La requête, portée par le Syndicat des travailleurs indépendants de Grande-Bretagne (IWGB), a été déposée au nom d’un groupe de livreurs de Camden, quartier du nord de la capitale britannique. Mais la décision pourrait faire jurisprudence pour les coursiers du reste de la ville.

Deliveroo, qui rémunère ses “bikers” londoniens à l’heure ou à la tâche – comme à Camden -, considère ces derniers comme des auto-entrepreneurs, leur refusant le droit à un salaire minimum ou à des congés payés.

Mais en portant l’affaire devant le Central Arbitration Committee de Londres, une instance de régulation rattachée au gouvernement britannique, le syndicat IWGB espère obtenir un accord collectif pour les coursiers de Deliveroo, au nombre de 8.000 au Royaume-Uni.

“Cela sera la première convention collective de la +gig economy+”, l'”économie des petits boulots” ou “économie à la demande”, a affirmé à l’AFP Jason Moyer-Lee, le secrétaire général du syndicat.

“A travers l’action d’aujourd’hui, le IWGB s’attaque une nouvelle fois aux cas d’exploitation propres à cette économie (…). Les travailleurs veulent des droits fondamentaux”, indique-t-il dans un communiqué publié lundi.

Pour Deliveroo, cependant, le syndicat ne représente pas la “très grande majorité” de ses coursiers.

“Deliveroo est fier de pouvoir offrir du travail flexible et bien payé, qui permet aux livreurs de composer avec leurs autres obligations”, affirme la start-up fondée à Londres en 2013, qui s’est étendue depuis à 68 villes à travers l’Europe, l’Asie, l’Australie et le Moyen-Orient.

Le précédent Uber

Le modèle est simple: la plateforme noue des partenariats avec des restaurants indépendants ou des chaînes de restauration dépourvus de service de livraison, et facture au client 2,5 livres (3 euros) par course, en prenant une commission auprès du restaurant.

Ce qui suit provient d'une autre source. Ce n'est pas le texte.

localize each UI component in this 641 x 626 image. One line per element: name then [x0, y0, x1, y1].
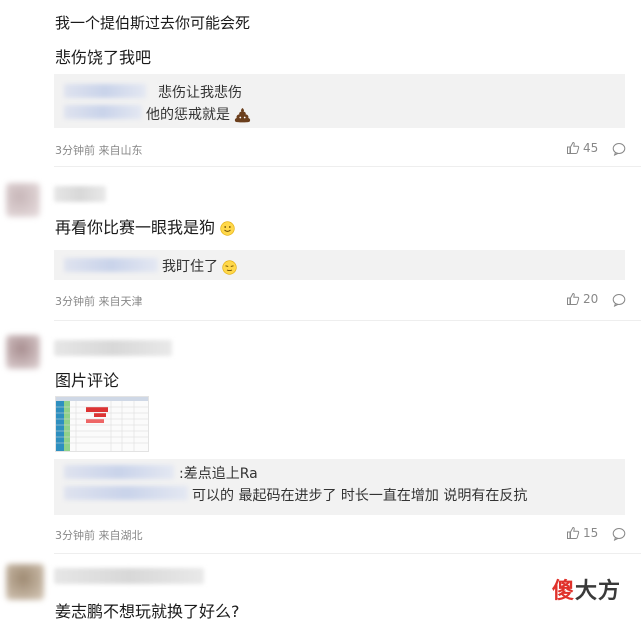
comment-3-like-count: 15 — [583, 526, 599, 540]
thumbs-up-icon — [567, 141, 580, 154]
comment-1-meta: 3分钟前 来自山东 — [55, 144, 143, 157]
comment-2-text-content: 再看你比赛一眼我是狗 — [55, 218, 216, 237]
watermark-logo: 傻大方 — [552, 573, 621, 605]
comment-bubble-icon[interactable] — [612, 527, 626, 541]
comment-3-meta: 3分钟前 来自湖北 — [55, 529, 143, 542]
comment-2-like-count: 20 — [583, 292, 599, 306]
avatar[interactable] — [6, 183, 40, 217]
comment-2-reply-line: 我盯住了 — [162, 256, 238, 276]
comment-1-like-count: 45 — [583, 141, 599, 155]
blurred-username — [64, 84, 146, 98]
poop-emoji-icon — [235, 108, 251, 123]
blurred-username — [64, 258, 158, 272]
blurred-username[interactable] — [54, 186, 106, 202]
blurred-username — [64, 486, 188, 500]
comment-2-reply-text: 我盯住了 — [162, 259, 218, 275]
comment-4-text: 姜志鹏不想玩就换了好么? — [55, 602, 240, 621]
comment-divider — [54, 320, 641, 321]
comment-3-reply-box[interactable]: :差点追上Ra 可以的 最起码在进步了 时长一直在增加 说明有在反抗 — [54, 459, 625, 515]
blurred-username — [64, 105, 142, 119]
blurred-username — [64, 465, 174, 479]
comment-bubble-icon[interactable] — [612, 293, 626, 307]
watermark-part-2: 大方 — [575, 579, 622, 604]
sneaky-emoji-icon — [222, 259, 238, 275]
comment-divider — [54, 166, 641, 167]
avatar[interactable] — [6, 564, 44, 600]
picture-comment-thumbnail[interactable] — [55, 396, 149, 452]
blurred-username[interactable] — [54, 340, 172, 356]
comment-3-reply-line-2: 可以的 最起码在进步了 时长一直在增加 说明有在反抗 — [192, 488, 528, 504]
comment-1-reply-line-2: 他的惩戒就是 — [146, 104, 251, 124]
comment-2-reply-box[interactable]: 我盯住了 — [54, 250, 625, 280]
avatar[interactable] — [6, 335, 40, 369]
thumbs-up-icon — [567, 526, 580, 539]
comment-divider — [54, 553, 641, 554]
smile-emoji-icon — [220, 221, 235, 236]
comment-bubble-icon[interactable] — [612, 142, 626, 156]
comment-1-reply-line-1: 悲伤让我悲伤 — [158, 85, 242, 101]
thumbs-up-icon — [567, 292, 580, 305]
comment-1-reply-line-2-text: 他的惩戒就是 — [146, 107, 230, 123]
spreadsheet-image — [56, 397, 148, 451]
comment-3-text: 图片评论 — [55, 371, 120, 390]
comment-3-like-button[interactable]: 15 — [566, 526, 598, 540]
comment-1-reply-box[interactable]: 悲伤让我悲伤 他的惩戒就是 — [54, 74, 625, 128]
watermark-part-1: 傻 — [552, 579, 576, 604]
comment-3-reply-line-1: :差点追上Ra — [179, 466, 258, 482]
comment-2-text: 再看你比赛一眼我是狗 — [55, 214, 235, 238]
blurred-username[interactable] — [54, 568, 204, 584]
comment-2-like-button[interactable]: 20 — [566, 292, 598, 306]
comment-1-like-button[interactable]: 45 — [566, 141, 598, 155]
comment-2-meta: 3分钟前 来自天津 — [55, 295, 143, 308]
comment-1-text-line-1: 我一个提伯斯过去你可能会死 — [55, 14, 251, 32]
comment-1-text-line-2: 悲伤饶了我吧 — [55, 48, 152, 67]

Et cela marche. Deliveroo a bouclé en août une levée de fonds de 275 millions de dollars (260 millions d’euros), valorisant le groupe à plus d’un milliard de dollars, afin de doper son développement à l’international.

Fin octobre, la justice britannique a donné raison à deux chauffeurs de véhicules de la plateforme américaine qui l’accusaient de ne pas respecter le droit du travail. Les juges ont estimé que les chauffeurs avaient droit à un salaire minimum et à des congés payés, mais Uber a fait appel de la décision.

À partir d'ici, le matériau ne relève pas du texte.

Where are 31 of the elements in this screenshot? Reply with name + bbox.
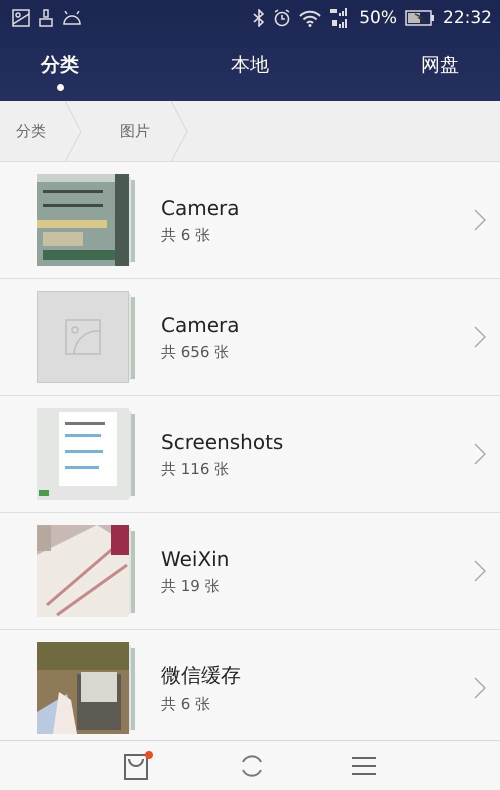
album-name: Screenshots xyxy=(161,430,284,454)
brush-icon xyxy=(38,9,54,27)
tab[interactable]: 分类 xyxy=(0,36,120,101)
wifi-icon xyxy=(299,10,322,26)
menu-icon xyxy=(351,754,377,776)
photo-count: 共 19 张 xyxy=(161,576,221,596)
breadcrumb-item[interactable]: 图片 xyxy=(82,101,170,161)
image-icon xyxy=(65,319,101,355)
chevron-icon xyxy=(474,209,486,231)
chevron-icon xyxy=(474,677,486,699)
alarm-icon xyxy=(273,9,292,27)
clock: 22:32 xyxy=(443,8,492,28)
album-name: WeiXin xyxy=(161,546,230,570)
bluetooth-icon xyxy=(253,9,266,27)
battery-percent: 50% xyxy=(359,8,397,28)
chevron-icon xyxy=(474,443,486,465)
chevron-icon xyxy=(474,560,486,582)
battery-charging-icon xyxy=(405,10,435,26)
photo-count: 共 6 张 xyxy=(161,695,212,714)
gallery-icon xyxy=(12,9,30,27)
breadcrumb-item[interactable]: 分类 xyxy=(0,101,64,161)
tab[interactable]: 网盘 xyxy=(380,36,500,101)
chevron-icon xyxy=(474,326,486,348)
android-icon xyxy=(62,11,82,25)
album-name: Camera xyxy=(161,196,240,220)
tab[interactable]: 本地 xyxy=(120,36,380,101)
album-name: 微信缓存 xyxy=(161,662,242,689)
photo-count: 共 656 张 xyxy=(161,342,230,362)
album-name: Camera xyxy=(161,312,240,336)
photo-count: 共 116 张 xyxy=(161,460,230,478)
photo-count: 共 6 张 xyxy=(161,226,212,244)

Certains livreurs sont amers…

L’heure du déjeuner vient de sonner à Camden, quartier grouillant du nord de Londres. Billy Shannon, coursier à vélo, s’apprête à accélérer la cadence pour livrer au plus vite leurs repas aux ventres creux. Vêtu de collants noirs pour faire barrière au froid automnal, le jeune homme de 18 ans, sac isotherme carré sur le dos, enfourche son vélo de course à peine une commande reçue. Contrairement à d’autres livreurs, lui est payé à la tâche, et non à l’heure.

“Hier, en six heures, je n’ai fait que six livraisons. J’ai gagné 3,75 livres (4,40 euros) de l’heure seulement”, explique Billy à l’AFP.

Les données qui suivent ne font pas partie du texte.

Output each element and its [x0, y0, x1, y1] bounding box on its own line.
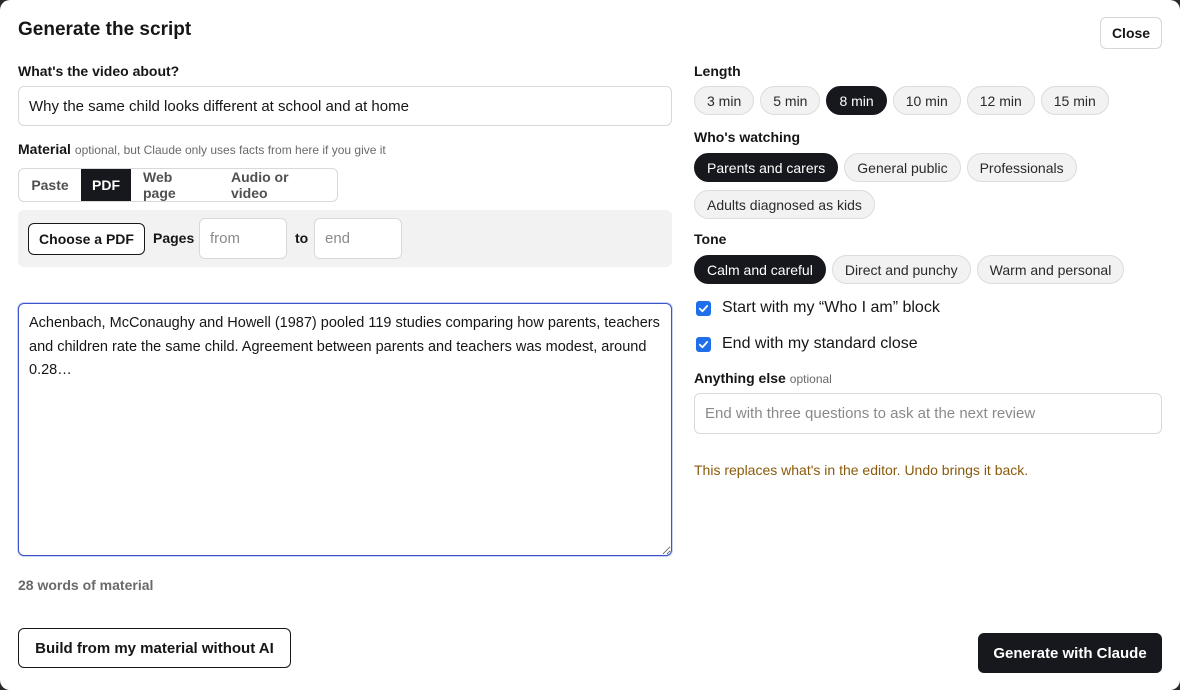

Une rémunération bien en deçà du salaire horaire minimum en vigueur au Royaume-Uni pour les 18-20 ans, fixé à 5,55 livres (6,50 euros), qui a poussé Billy à se joindre à une action collective en justice contre la plateforme de livraison de repas Deliveroo, basée à Londres.

“Nous voulons être reconnus comme des salariés à part entière, avoir droit à un revenu minimum, à des congés payés et à une protection sociale”, détaille le jeune homme au visage poupin au coeur de Camden, un des quartiers les plus vivants de Londres, connu pour son marché où s’agglutinent des touristes du monde entier.

Dans la capitale britannique, la plupart des coursiers à vélo Deliveroo, l’un des leaders du secteur, sont payés 7 livres (8,20 euros) de l’heure, auxquelles s’ajoute une prime d’une livre pour chaque course effectuée.

Mais à Camden, le salaire des coursiers est régi par un nouveau système qui prévoit une rémunération de 3,75 livres par livraison, sans part fixe.

‘Je me sens exploité’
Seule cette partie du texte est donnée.